Associations for Training and Networking
Person-to-person interaction at conferences still holds great value in the age of the Web, and professional associations of investigative journalists serve this purpose—and more. In 2002 in Brazil, journalists formed Associação Brasileira de Jornalismo Investigativo (ABRAJI) after a renowned broadcast reporter was killed while investigating child prostitution. With financial support from the Knight Center for Journalism in the Americas at the University of Texas at Austin, ABRAJI initially created a listserv to communicate with its members and offered online training; more recently, ABRAJI has convened conferences for its more than 1,000 members.
Often, as in the case of ABRAJI, investigative journalism centers and associations are primarily funded by foundations or governments. Indeed, the Philippine Center for Investigative Journalism, which started in 1989 and is now regarded as a model for other investigative centers, has at times received nearly a third of its annual budget from the Ford Foundation. Donors in the United States (the Open Society Institute, The Ford Foundation, the Carnegie Corporation) and agencies of the U.S. government (USAID) also play strong roles, such as funding of such centers and associations in Africa. (The Konrad Adenauer Foundation in Germany has also been a major donor on the African continent.) Another key funder has been the governmental entity, SCOOP, in Denmark; it provides extensive Danish funding for efforts in Eastern Europe and Russia. SCOOP funds also helped support the cross-border work on the utility rates investigation.
Other international investigative journalism training groups include Investigative Reporters and Editors (IRE) in the United States, the Centre for Investigative Journalism in London, and the Institute for Advanced Reporting at Wits University in Johannesburg, South Africa.
The Global Investigative Journalism Network bolsters efforts taking place in individual countries. It was founded in 2000 as a way of connecting investigative journalists to one another; this network of journalists held its first conference in Copenhagen in spring 2001 that was attended by more than 400 journalists from 40 countries. The four-day conference—structured in much the same way IRE conducts theirs—provides a valued platform from which veteran journalists share knowledge and techniques in a practical and readily useful way. Out of this gathering e-mail lists were created and eventually a Web site. Despite difficulties posed by international travel after 9/11, these conferences have continued to take place every two years; in 2007, 600 participants from 40 countries gathered in Toronto, Canada.

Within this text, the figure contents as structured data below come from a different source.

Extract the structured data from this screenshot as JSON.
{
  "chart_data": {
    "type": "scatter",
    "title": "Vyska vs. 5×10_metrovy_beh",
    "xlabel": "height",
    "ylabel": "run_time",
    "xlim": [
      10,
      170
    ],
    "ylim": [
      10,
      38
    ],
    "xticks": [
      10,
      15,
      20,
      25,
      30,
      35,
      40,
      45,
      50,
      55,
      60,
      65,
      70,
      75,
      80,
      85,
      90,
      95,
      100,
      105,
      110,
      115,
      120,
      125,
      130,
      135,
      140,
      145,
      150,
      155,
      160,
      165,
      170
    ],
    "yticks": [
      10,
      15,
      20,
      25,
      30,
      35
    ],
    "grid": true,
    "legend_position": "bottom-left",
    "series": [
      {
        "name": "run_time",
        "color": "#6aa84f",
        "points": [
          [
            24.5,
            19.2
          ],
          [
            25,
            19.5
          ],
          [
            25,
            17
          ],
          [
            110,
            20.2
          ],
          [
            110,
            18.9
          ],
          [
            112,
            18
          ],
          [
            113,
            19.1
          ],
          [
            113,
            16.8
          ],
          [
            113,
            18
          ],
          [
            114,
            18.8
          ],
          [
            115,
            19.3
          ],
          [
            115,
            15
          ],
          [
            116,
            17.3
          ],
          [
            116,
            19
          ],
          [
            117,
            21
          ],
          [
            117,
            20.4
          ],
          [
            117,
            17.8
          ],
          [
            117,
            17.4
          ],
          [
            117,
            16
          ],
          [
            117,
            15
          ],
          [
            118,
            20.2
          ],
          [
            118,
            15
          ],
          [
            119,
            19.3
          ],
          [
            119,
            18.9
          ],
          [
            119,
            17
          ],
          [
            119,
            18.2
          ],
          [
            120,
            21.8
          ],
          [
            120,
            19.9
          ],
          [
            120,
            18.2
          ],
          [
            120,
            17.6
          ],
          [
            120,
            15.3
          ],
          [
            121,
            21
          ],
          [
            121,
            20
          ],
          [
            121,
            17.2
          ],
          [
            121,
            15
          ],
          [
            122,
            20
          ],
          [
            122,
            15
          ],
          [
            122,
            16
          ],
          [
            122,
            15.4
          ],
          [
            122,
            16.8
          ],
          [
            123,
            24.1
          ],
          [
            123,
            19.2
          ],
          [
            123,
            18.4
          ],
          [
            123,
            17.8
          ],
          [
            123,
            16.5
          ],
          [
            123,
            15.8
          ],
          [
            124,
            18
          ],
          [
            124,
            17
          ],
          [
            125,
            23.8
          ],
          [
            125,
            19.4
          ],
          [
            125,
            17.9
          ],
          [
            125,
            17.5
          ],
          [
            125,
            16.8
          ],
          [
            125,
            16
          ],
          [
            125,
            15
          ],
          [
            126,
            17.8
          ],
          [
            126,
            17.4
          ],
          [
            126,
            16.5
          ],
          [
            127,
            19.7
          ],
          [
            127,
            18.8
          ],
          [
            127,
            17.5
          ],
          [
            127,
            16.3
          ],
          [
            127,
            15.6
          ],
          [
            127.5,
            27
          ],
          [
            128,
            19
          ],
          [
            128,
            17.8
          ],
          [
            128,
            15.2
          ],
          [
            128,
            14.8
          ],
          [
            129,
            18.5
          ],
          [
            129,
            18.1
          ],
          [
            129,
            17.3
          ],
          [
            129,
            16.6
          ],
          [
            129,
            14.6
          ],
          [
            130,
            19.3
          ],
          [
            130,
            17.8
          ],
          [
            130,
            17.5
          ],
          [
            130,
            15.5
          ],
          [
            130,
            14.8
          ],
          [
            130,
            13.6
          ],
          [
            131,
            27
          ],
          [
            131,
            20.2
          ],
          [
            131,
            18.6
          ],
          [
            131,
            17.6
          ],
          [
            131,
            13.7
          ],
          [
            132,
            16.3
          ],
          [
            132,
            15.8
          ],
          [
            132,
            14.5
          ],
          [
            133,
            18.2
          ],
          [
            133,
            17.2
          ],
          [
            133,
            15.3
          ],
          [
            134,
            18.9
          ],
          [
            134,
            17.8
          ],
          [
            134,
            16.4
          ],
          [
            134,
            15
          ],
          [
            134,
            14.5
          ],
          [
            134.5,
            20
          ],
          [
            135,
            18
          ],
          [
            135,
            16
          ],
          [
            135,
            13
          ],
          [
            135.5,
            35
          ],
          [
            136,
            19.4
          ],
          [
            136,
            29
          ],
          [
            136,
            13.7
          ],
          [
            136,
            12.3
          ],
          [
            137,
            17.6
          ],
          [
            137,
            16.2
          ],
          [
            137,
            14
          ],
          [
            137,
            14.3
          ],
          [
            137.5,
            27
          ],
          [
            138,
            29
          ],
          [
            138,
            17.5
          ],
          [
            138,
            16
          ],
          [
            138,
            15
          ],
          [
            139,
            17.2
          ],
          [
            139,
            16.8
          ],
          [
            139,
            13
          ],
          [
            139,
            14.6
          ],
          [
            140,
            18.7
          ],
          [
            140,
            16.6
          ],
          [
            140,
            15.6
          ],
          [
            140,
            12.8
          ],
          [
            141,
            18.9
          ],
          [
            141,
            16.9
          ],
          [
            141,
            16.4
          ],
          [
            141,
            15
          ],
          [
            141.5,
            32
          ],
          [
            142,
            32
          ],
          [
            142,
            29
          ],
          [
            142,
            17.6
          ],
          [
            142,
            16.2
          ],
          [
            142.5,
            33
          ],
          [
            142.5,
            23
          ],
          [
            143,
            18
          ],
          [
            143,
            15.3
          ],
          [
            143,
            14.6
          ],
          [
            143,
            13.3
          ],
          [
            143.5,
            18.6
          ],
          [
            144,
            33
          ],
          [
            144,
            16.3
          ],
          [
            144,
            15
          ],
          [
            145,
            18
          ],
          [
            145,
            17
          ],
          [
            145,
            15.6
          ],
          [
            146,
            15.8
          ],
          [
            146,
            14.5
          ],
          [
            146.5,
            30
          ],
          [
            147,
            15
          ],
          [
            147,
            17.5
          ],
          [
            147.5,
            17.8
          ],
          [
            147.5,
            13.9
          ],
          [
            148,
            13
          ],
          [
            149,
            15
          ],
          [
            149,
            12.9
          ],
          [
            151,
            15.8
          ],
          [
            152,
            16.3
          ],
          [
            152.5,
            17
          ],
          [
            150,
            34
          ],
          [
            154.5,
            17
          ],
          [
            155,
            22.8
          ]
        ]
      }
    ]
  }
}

Even with the remarkable progress these various efforts represent during the past eight years, many hurdles remain. Without more in-country financial and political support, some of these burgeoning centers will struggle as underfunded mavericks, while their members risk intensified censorship and government crackdowns. Some have already folded even before they gained much of a foothold. Also, without securing local and regional support, these centers carry the burden of being perceived by some as envoys of external governments or ideological foundations. When this happens, they can face the kind of criticism—and actions against them—that the Russian government has brought against nongovernmental human rights organizations operating in that country.
It goes almost without saying that these centers—and those affiliated with them, by dint of what they do—will undoubtedly continue, in varying degrees, to be closely watched by those in power and in some cases harassed. Investigative journalism is seldom popular with those whom it is the responsibility of the press to hold accountable.
Brant Houston, a former executive director of Investigative Reporters and Editors, is the Knight Chair in Investigative & Enterprise Reporting at the University of Illinois.